Alhasil Pemda pun makin berat kerjanya ketika banyak kerumunan terkait Pilkada. Bukan hanya saat pendaftaran. Tetapi juga terjadinya kerumunan kecil di kawasan pemukiman, dimana timses paslon bergerilya. Dan kerumunan kecil ini banyak tidak tersorot oleh media. Juga dilaporkan ketika petugas pilkada positif tertular. Ini pasti menambah pekerjaan Pemda dalam melakukan test dan tracing.

Kesimpulannya, setelah berbulan-bulan perilaku pemerintah seperti uraian di atas, wajar saja jika kemudian masyarakat menafsirkan kerumunan yang lain seperti di pasar, di cafe, di Pilkada, di obyek wisata, acara keagamaan, termasuk acara-acara yang dihadiri oleh HRS, diperbolehkan saja asal mengikuti aturan prokes.
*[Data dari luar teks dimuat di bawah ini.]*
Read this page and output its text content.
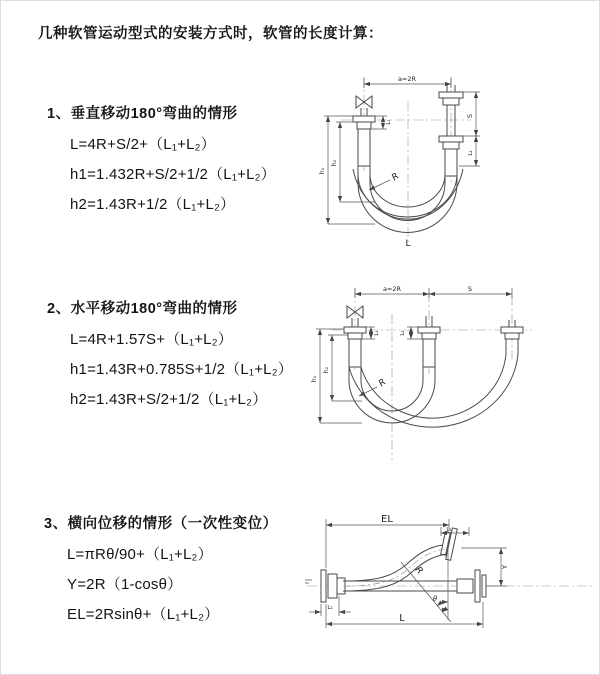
几种软管运动型式的安装方式时，软管的长度计算：
1、垂直移动180°弯曲的情形
L=4R+S/2+（L₁+L₂）
h1=1.432R+S/2+1/2（L₁+L₂）
h2=1.43R+1/2（L₁+L₂）
a=2R
S
L₂
h₁
h₂
L₁
R
L
2、水平移动180°弯曲的情形
L=4R+1.57S+（L₁+L₂）
h1=1.43R+0.785S+1/2（L₁+L₂）
h2=1.43R+S/2+1/2（L₁+L₂）
a=2R	S
h₁
h₂
L₁	L₂
R
3、横向位移的情形（一次性变位）
L=πRθ/90+（L₁+L₂）
Y=2R（1-cosθ）
EL=2Rsinθ+（L₁+L₂）
θ
R
EL
L₁
Y
L
L₂
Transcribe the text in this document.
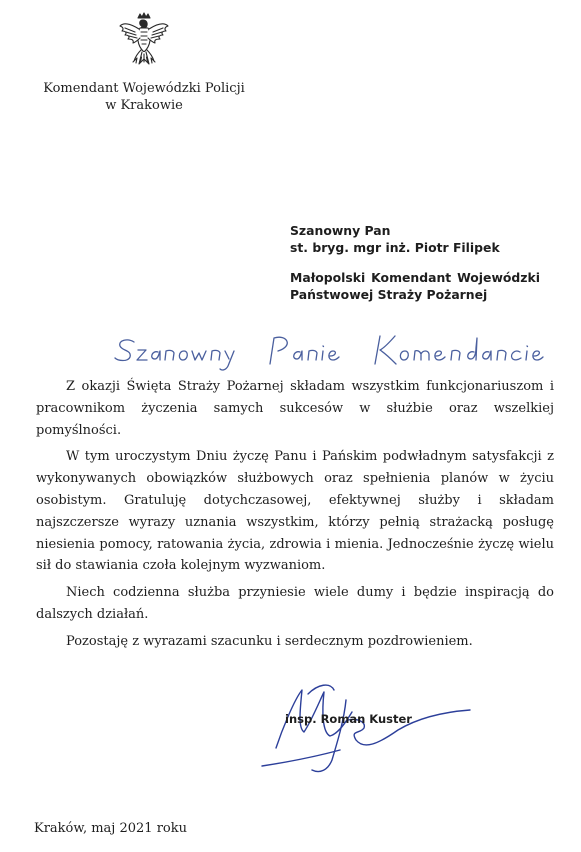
Komendant Wojewódzki Policji
w Krakowie
Szanowny Pan
st. bryg. mgr inż. Piotr Filipek
Małopolski Komendant Wojewódzki
Państwowej Straży Pożarnej

Z okazji Święta Straży Pożarnej składam wszystkim funkcjonariuszom i pracownikom życzenia samych sukcesów w służbie oraz wszelkiej pomyślności.

W tym uroczystym Dniu życzę Panu i Pańskim podwładnym satysfakcji z wykonywanych obowiązków służbowych oraz spełnienia planów w życiu osobistym. Gratuluję dotychczasowej, efektywnej służby i składam najszczersze wyrazy uznania wszystkim, którzy pełnią strażacką posługę niesienia pomocy, ratowania życia, zdrowia i mienia. Jednocześnie życzę wielu sił do stawiania czoła kolejnym wyzwaniom.

Niech codzienna służba przyniesie wiele dumy i będzie inspiracją do dalszych działań.

Pozostaję z wyrazami szacunku i serdecznym pozdrowieniem.

insp. Roman Kuster
Kraków, maj 2021 roku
Dalam situasi sudah kusut seperti ini, apakah diskresi Menkopolhukam ini dapat diperlakukan oleh penegak hukum (polisi) sama halnya seperti polisi mentersangkakan HRS dan lima orang pengurus FPI terkait kerumunan Petamburan? Juga ketika Polisi mengenakan tuduhan penghasutan aksi menentang OmnibusLaw pada Aktivis Koalisi Aksi Menyelematkan Indonesia (KAMI) Syahganda Nainggolan, Jumhur Hidayat dan Anton Permana?

Apakah diskresi Menkopolhukam ini juga bisa dianggap ikut mendorong dan membiarkan terjadinya kerumunan orang di Bandara? Tentunya jika para deklarator KAMI tersebut bisa dikenakan pasal penghasutan, diskresi Menkopolhukam juga bisa dianggap ikut mendorong, atau setidaknya membiarkan terjadinya kerumunan orang.

Semestinya Mahfud MD punya kewenangan untuk melarangnya. Tetapi sekali lagi, penafsiran hukum sangat dipengaruhi oleh posisi dan subyektifitas pihak yang menafsirkannya.